# Reduction to single higher-order linear ODE

• June 30th 2012, 06:53 PM
fractal5
Reduction to single higher-order linear ODE
I need to reduce the following system to a single higher-order linear ODE for y

x'(t) - y'(t) + z(t) = 0
x(t) + y'(t) - z'(t) = 1
y(t) + z'(t) = t3- 1

I've tried setting ( z = y' - x' ) & (x = 1 - y' - z')
However on substituting these it ends up as a big mess and I can't go anywhere. Could you someone tell me what substitution or technique I should use to work this problem?

Thanks.
• July 1st 2012, 03:39 AM
BobP
Re: Reduction to single higher-order linear ODE
Can get you to a cubic, don't know if it's possible to do better

Differentiate eq(1), $x'' - y''+z'=0$ and substitute from eq(3), $x''-y''+(t^{3}-1-y)=0..........(4)$

Substitute for $z'$ in eq(2) also, $x+y'-(t^{3}-1-y)=1...........(5).$

Now differentiate $(5)$ twice and then subtract $(4)$ to eliminate the $x''$ term.

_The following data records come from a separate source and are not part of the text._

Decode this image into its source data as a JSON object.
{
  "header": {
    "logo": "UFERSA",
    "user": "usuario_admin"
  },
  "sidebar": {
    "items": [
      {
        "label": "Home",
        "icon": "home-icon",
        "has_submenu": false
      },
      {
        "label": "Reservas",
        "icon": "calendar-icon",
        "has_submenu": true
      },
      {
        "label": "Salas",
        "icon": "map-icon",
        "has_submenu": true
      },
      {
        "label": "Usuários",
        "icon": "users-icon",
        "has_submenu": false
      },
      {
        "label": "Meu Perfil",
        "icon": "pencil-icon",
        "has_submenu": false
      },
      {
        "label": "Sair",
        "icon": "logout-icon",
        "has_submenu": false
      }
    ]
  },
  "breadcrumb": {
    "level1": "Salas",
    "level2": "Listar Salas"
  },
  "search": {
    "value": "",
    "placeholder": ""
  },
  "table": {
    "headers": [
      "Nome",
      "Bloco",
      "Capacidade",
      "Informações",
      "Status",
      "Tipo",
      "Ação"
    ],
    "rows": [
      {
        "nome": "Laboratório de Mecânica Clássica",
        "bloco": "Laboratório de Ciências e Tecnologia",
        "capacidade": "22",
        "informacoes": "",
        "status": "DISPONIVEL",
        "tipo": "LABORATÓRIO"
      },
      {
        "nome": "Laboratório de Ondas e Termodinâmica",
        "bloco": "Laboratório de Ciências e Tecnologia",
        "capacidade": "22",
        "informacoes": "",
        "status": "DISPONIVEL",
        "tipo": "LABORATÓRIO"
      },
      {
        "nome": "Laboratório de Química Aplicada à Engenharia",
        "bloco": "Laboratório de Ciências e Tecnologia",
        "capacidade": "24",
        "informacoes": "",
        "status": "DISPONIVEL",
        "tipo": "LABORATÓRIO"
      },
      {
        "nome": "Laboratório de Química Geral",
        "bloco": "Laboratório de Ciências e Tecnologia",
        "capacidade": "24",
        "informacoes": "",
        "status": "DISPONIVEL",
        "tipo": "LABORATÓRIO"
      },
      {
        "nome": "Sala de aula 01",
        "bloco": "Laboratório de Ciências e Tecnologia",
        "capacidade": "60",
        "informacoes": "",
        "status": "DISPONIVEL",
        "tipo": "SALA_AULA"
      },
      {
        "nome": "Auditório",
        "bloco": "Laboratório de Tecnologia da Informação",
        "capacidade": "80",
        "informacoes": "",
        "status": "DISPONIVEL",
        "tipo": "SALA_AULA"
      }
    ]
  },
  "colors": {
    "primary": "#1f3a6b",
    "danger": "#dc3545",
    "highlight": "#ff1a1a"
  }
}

Note that you lose information during this process though, The 1 on the RHS of the second equation differentiates out and so could be any number at all.
• July 1st 2012, 09:55 AM
fractal5
Re: Reduction to single higher-order linear ODE
Yes that works, thanks a lot. I can't see a way of keeping the "1" unless I integrate the first equation and sub x(t) in the second. But I don't think that's possible. I believe this answer is sufficient. Thanks again :)